My CFL drinking guide

(Originally written September 25, 2011)

Because I haven’t met any other die-hard Stamps fans in my now 13 years of living in Toronto, I have to find ways to keep myself amused–and intoxicated–when my team’s on TV.  Thus, I’ve come up with my own CFL drinking game.  The rules are simple: when the opposing team scores a touchdown, I down a beer.  But it can’t be just any old beer–I have associated each team in the league with a particular brand.  Here’s how it breaks down:

WESTERN DIVISION

BC Lions: Kokanee.  “Glacier fresh tasting Kokanee, it’s the beer out here!”  Because as much as a Lions score puts a bad taste in my mouth, I still don’t wanna drink crackhead piss.

Deadmonton Eskishmoes: Big Rock Grasshopper.  Whenever the Stamps meet the Eskies in the Battle of Alberta, I gotta go with the best-tasting Alberta beer that’s available in Toronto.  (Still hafta try that Wild Rose IPA…)

Saskatchewan Roughriders: Old Style Pilsner, what else?

Winnipeg Blue Bombers: Labatt Blue.  If I have to explain this one to you, you probably think the sky is clear.

EASTERN DIVISION

Hamilton Tiger-Cats: I used to drink Steelback when the Stamps played the Tabbies, but when they went belly-up last year, I decided not to switch to Steeler, even if it’s advertised at Ivor Wynne.  (You can only buy that stuff in hobo-sized 950 ml cans, anyways.)  Instead, I’ve switched to Tiger Beer, a pale lager from Singapore that’s actually quite tasty.  And yes, I do have a few of these in the fridge for today’s Touchdown Atlantic contest.

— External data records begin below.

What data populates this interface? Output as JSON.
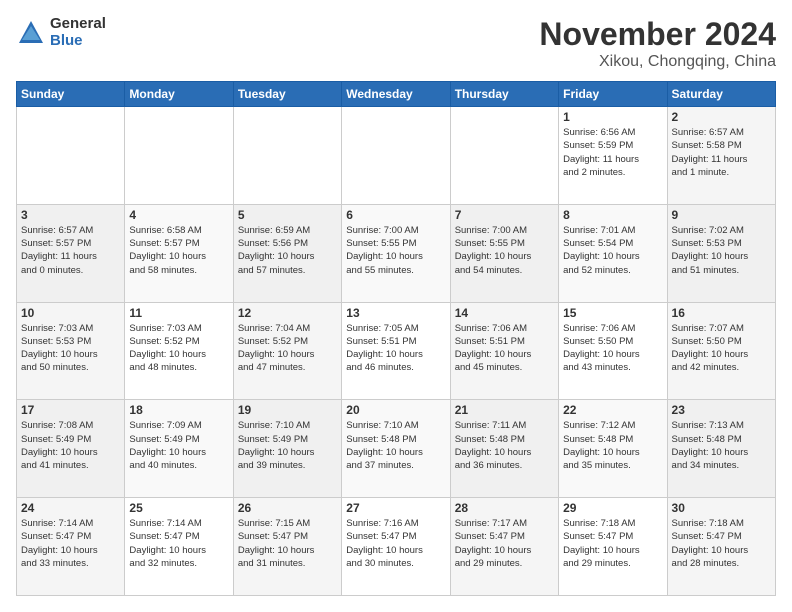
{
  "logo": {
    "general": "General",
    "blue": "Blue"
  },
  "title": {
    "month": "November 2024",
    "location": "Xikou, Chongqing, China"
  },
  "weekdays": [
    "Sunday",
    "Monday",
    "Tuesday",
    "Wednesday",
    "Thursday",
    "Friday",
    "Saturday"
  ],
  "weeks": [
    [
      {
        "day": "",
        "info": ""
      },
      {
        "day": "",
        "info": ""
      },
      {
        "day": "",
        "info": ""
      },
      {
        "day": "",
        "info": ""
      },
      {
        "day": "",
        "info": ""
      },
      {
        "day": "1",
        "info": "Sunrise: 6:56 AM\nSunset: 5:59 PM\nDaylight: 11 hours\nand 2 minutes."
      },
      {
        "day": "2",
        "info": "Sunrise: 6:57 AM\nSunset: 5:58 PM\nDaylight: 11 hours\nand 1 minute."
      }
    ],
    [
      {
        "day": "3",
        "info": "Sunrise: 6:57 AM\nSunset: 5:57 PM\nDaylight: 11 hours\nand 0 minutes."
      },
      {
        "day": "4",
        "info": "Sunrise: 6:58 AM\nSunset: 5:57 PM\nDaylight: 10 hours\nand 58 minutes."
      },
      {
        "day": "5",
        "info": "Sunrise: 6:59 AM\nSunset: 5:56 PM\nDaylight: 10 hours\nand 57 minutes."
      },
      {
        "day": "6",
        "info": "Sunrise: 7:00 AM\nSunset: 5:55 PM\nDaylight: 10 hours\nand 55 minutes."
      },
      {
        "day": "7",
        "info": "Sunrise: 7:00 AM\nSunset: 5:55 PM\nDaylight: 10 hours\nand 54 minutes."
      },
      {
        "day": "8",
        "info": "Sunrise: 7:01 AM\nSunset: 5:54 PM\nDaylight: 10 hours\nand 52 minutes."
      },
      {
        "day": "9",
        "info": "Sunrise: 7:02 AM\nSunset: 5:53 PM\nDaylight: 10 hours\nand 51 minutes."
      }
    ],
    [
      {
        "day": "10",
        "info": "Sunrise: 7:03 AM\nSunset: 5:53 PM\nDaylight: 10 hours\nand 50 minutes."
      },
      {
        "day": "11",
        "info": "Sunrise: 7:03 AM\nSunset: 5:52 PM\nDaylight: 10 hours\nand 48 minutes."
      },
      {
        "day": "12",
        "info": "Sunrise: 7:04 AM\nSunset: 5:52 PM\nDaylight: 10 hours\nand 47 minutes."
      },
      {
        "day": "13",
        "info": "Sunrise: 7:05 AM\nSunset: 5:51 PM\nDaylight: 10 hours\nand 46 minutes."
      },
      {
        "day": "14",
        "info": "Sunrise: 7:06 AM\nSunset: 5:51 PM\nDaylight: 10 hours\nand 45 minutes."
      },
      {
        "day": "15",
        "info": "Sunrise: 7:06 AM\nSunset: 5:50 PM\nDaylight: 10 hours\nand 43 minutes."
      },
      {
        "day": "16",
        "info": "Sunrise: 7:07 AM\nSunset: 5:50 PM\nDaylight: 10 hours\nand 42 minutes."
      }
    ],
    [
      {
        "day": "17",
        "info": "Sunrise: 7:08 AM\nSunset: 5:49 PM\nDaylight: 10 hours\nand 41 minutes."
      },
      {
        "day": "18",
        "info": "Sunrise: 7:09 AM\nSunset: 5:49 PM\nDaylight: 10 hours\nand 40 minutes."
      },
      {
        "day": "19",
        "info": "Sunrise: 7:10 AM\nSunset: 5:49 PM\nDaylight: 10 hours\nand 39 minutes."
      },
      {
        "day": "20",
        "info": "Sunrise: 7:10 AM\nSunset: 5:48 PM\nDaylight: 10 hours\nand 37 minutes."
      },
      {
        "day": "21",
        "info": "Sunrise: 7:11 AM\nSunset: 5:48 PM\nDaylight: 10 hours\nand 36 minutes."
      },
      {
        "day": "22",
        "info": "Sunrise: 7:12 AM\nSunset: 5:48 PM\nDaylight: 10 hours\nand 35 minutes."
      },
      {
        "day": "23",
        "info": "Sunrise: 7:13 AM\nSunset: 5:48 PM\nDaylight: 10 hours\nand 34 minutes."
      }
    ],
    [
      {
        "day": "24",
        "info": "Sunrise: 7:14 AM\nSunset: 5:47 PM\nDaylight: 10 hours\nand 33 minutes."
      },
      {
        "day": "25",
        "info": "Sunrise: 7:14 AM\nSunset: 5:47 PM\nDaylight: 10 hours\nand 32 minutes."
      },
      {
        "day": "26",
        "info": "Sunrise: 7:15 AM\nSunset: 5:47 PM\nDaylight: 10 hours\nand 31 minutes."
      },
      {
        "day": "27",
        "info": "Sunrise: 7:16 AM\nSunset: 5:47 PM\nDaylight: 10 hours\nand 30 minutes."
      },
      {
        "day": "28",
        "info": "Sunrise: 7:17 AM\nSunset: 5:47 PM\nDaylight: 10 hours\nand 29 minutes."
      },
      {
        "day": "29",
        "info": "Sunrise: 7:18 AM\nSunset: 5:47 PM\nDaylight: 10 hours\nand 29 minutes."
      },
      {
        "day": "30",
        "info": "Sunrise: 7:18 AM\nSunset: 5:47 PM\nDaylight: 10 hours\nand 28 minutes."
      }
    ]
  ]
}
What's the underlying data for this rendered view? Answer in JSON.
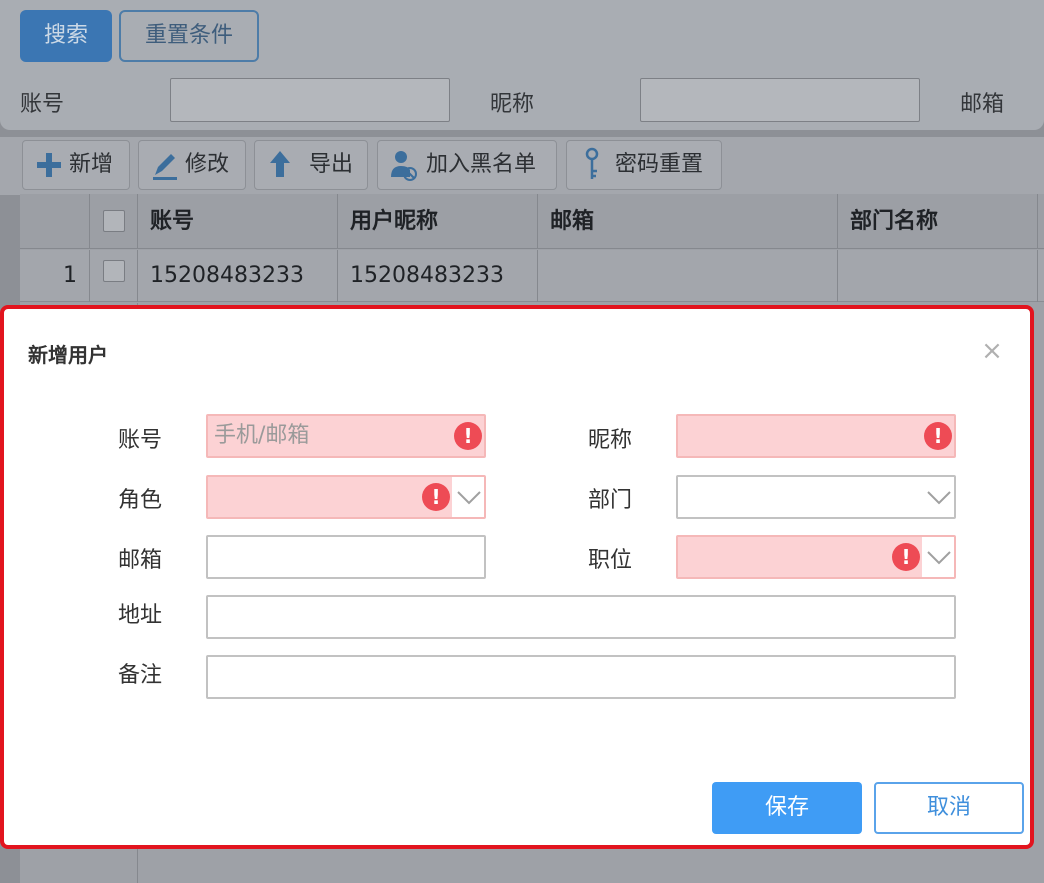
{
  "search": {
    "search_button": "搜索",
    "reset_button": "重置条件",
    "account_label": "账号",
    "nickname_label": "昵称",
    "email_label": "邮箱"
  },
  "toolbar": {
    "add": "新增",
    "edit": "修改",
    "export": "导出",
    "blacklist": "加入黑名单",
    "reset_password": "密码重置"
  },
  "grid": {
    "columns": [
      "账号",
      "用户昵称",
      "邮箱",
      "部门名称"
    ],
    "rows": [
      {
        "index": "1",
        "account": "15208483233",
        "nickname": "15208483233",
        "email": "",
        "department": ""
      }
    ]
  },
  "dialog": {
    "title": "新增用户",
    "close_symbol": "×",
    "account_label": "账号",
    "account_placeholder": "手机/邮箱",
    "nickname_label": "昵称",
    "role_label": "角色",
    "department_label": "部门",
    "email_label": "邮箱",
    "position_label": "职位",
    "address_label": "地址",
    "remark_label": "备注",
    "error_symbol": "!",
    "save_button": "保存",
    "cancel_button": "取消"
  },
  "colors": {
    "primary": "#3f9cf5",
    "error": "#ee4b55",
    "error_fill": "#fcd2d4",
    "highlight_border": "#e2141e"
  },
  "icons": [
    "plus-icon",
    "pencil-icon",
    "upload-arrow-icon",
    "user-block-icon",
    "key-icon",
    "close-icon",
    "exclamation-icon",
    "chevron-down-icon"
  ]
}
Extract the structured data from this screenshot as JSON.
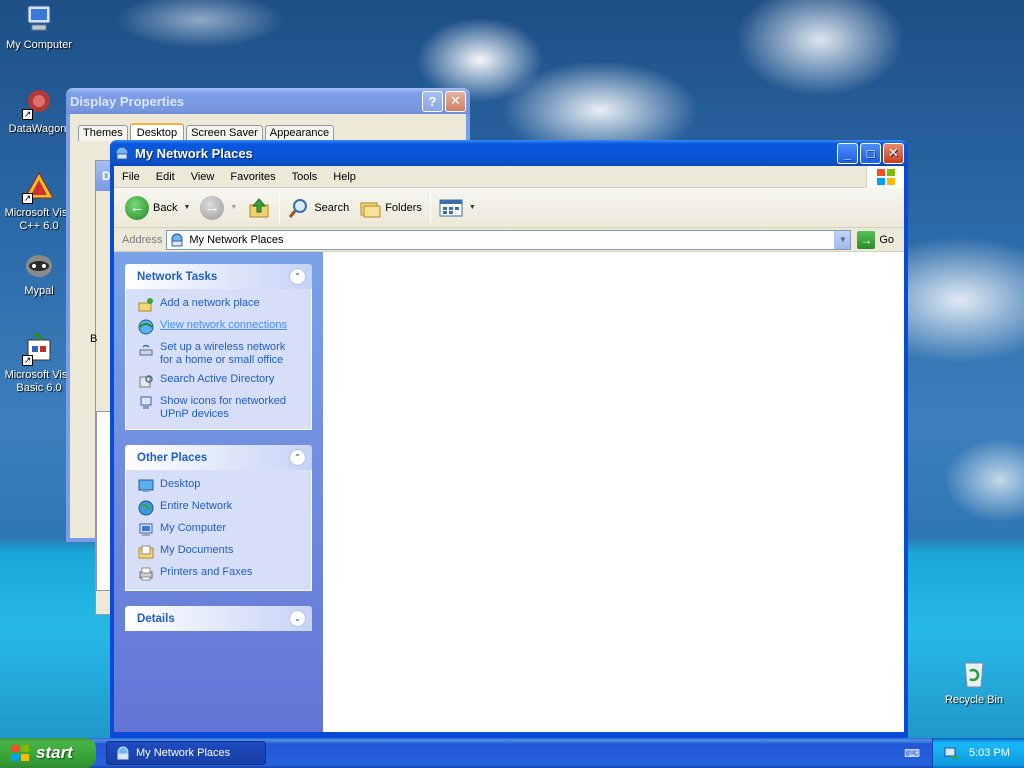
{
  "desktop": {
    "icons": [
      {
        "label": "My Computer"
      },
      {
        "label": "DataWagon."
      },
      {
        "label": "Microsoft Visu C++ 6.0"
      },
      {
        "label": "Mypal"
      },
      {
        "label": "Microsoft Visu Basic 6.0"
      },
      {
        "label": "Recycle Bin"
      }
    ]
  },
  "display_properties": {
    "title": "Display Properties",
    "tabs": [
      "Themes",
      "Desktop",
      "Screen Saver",
      "Appearance"
    ],
    "active_tab": "Desktop",
    "behind_title_initial": "D",
    "behind_label_initial": "B"
  },
  "window": {
    "title": "My Network Places",
    "menu": [
      "File",
      "Edit",
      "View",
      "Favorites",
      "Tools",
      "Help"
    ],
    "toolbar": {
      "back": "Back",
      "search": "Search",
      "folders": "Folders"
    },
    "address": {
      "label": "Address",
      "value": "My Network Places",
      "go": "Go"
    },
    "panels": {
      "network_tasks": {
        "title": "Network Tasks",
        "items": [
          {
            "label": "Add a network place"
          },
          {
            "label": "View network connections"
          },
          {
            "label": "Set up a wireless network for a home or small office"
          },
          {
            "label": "Search Active Directory"
          },
          {
            "label": "Show icons for networked UPnP devices"
          }
        ]
      },
      "other_places": {
        "title": "Other Places",
        "items": [
          {
            "label": "Desktop"
          },
          {
            "label": "Entire Network"
          },
          {
            "label": "My Computer"
          },
          {
            "label": "My Documents"
          },
          {
            "label": "Printers and Faxes"
          }
        ]
      },
      "details": {
        "title": "Details"
      }
    }
  },
  "taskbar": {
    "start": "start",
    "task_button": "My Network Places",
    "clock": "5:03 PM"
  },
  "colors": {
    "accent": "#0a4ad8",
    "link": "#215dc6",
    "start_green": "#37a037"
  }
}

Ottawa Redblacks: Dinner Jacket O’Red IPA. Hey, it has an O for Ottawa and the word “red” in its name, and it comes in a black can adorned with the kind of outfit that Gros Jos would wear.

Montreal Alouettes: Molson Dry.  Because you haven’t been Montreal drunk until you’ve double-fisted half-a-dozen two-dollar Molson Drys at Les Foufones Electriques.  When you’re singing along to Bon Jovi, Mononc’ Serge and some French songs you’ve never heard before at 2 am, that’s Montreal drunk.

Toronto Argonauts:  Steamwhistle.  Even though the Argos aren’t very good,  I like to drink the best Toronto beer when they play my team.  Mind you, I only go through one sixer of Steamwhistle a summer, since I tend to attend the Stamps @ Argos game in person–and they don’t even serve it at Rogers Centre, which is right next to their freakin’ brewery!

Looking forward to the start of a new CFL season this year!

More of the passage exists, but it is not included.